My question is: how can edit this code to check for the author email rather than user id

Thank you.

0

Try this, the code below will generate every comment by the $current_user->user_email for the author_email, if the $usercomment return something, then there is a comment by the current user so echo "thank you", but if it's not return anything output the form.
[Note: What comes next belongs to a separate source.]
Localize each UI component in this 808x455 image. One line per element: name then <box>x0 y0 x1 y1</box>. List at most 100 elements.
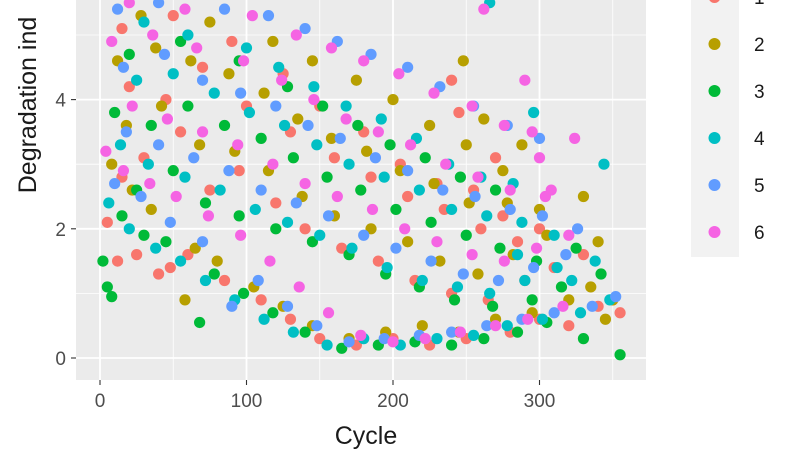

global $current_user,$post;

$usercomment = get_comments(array('author_email' => $current_user->user_email, 'post_id' => $post->ID));

if($usercomment) {
    echo "Thank You";
}
else {
    comment_form();
}
  • And how can i use both? to check for author email and user id... – Christopher Apr 2 '13 at 14:50
  • in the get_comments( $args ), you can view which argument is available in here codex.wordpress.org/Function_Reference/get_comments so if you want to check both author_email and user_id you can parse an array( 'author_email' => $current_user->user_email, 'user_id' => $current_user->ID) – nonsensecreativity Apr 2 '13 at 16:12
  • i did this but it didn't work: array('author_email' => $current_user->user_email,'user_id' => $current_user->ID,'post_id' => $post->ID) – Christopher Apr 3 '13 at 6:58
1

You shouldn't have to make a second query to get comments. You should be able to check the existing $comments object for the user email, and switch accordingly.

global $current_user;
get_currentuserinfo();
$showform = true;
// var_dump($comments);
// var_dump($current_user);
if (!empty($comments) && isset($current_user)) {
  foreach ($comments as $c) {
    if ($c->comment_author_email === $current_user->data->user_email) {
      $showform = false;
      break;
    }
  }
}
if(!$showform){
    echo 'Thank you for your comment';
} else {
    comment_form();
}

Of course, this only works for logged-in users, but I don't know how else you could organize it. If the user is not logged-in the software doesn't know what the user_email will be.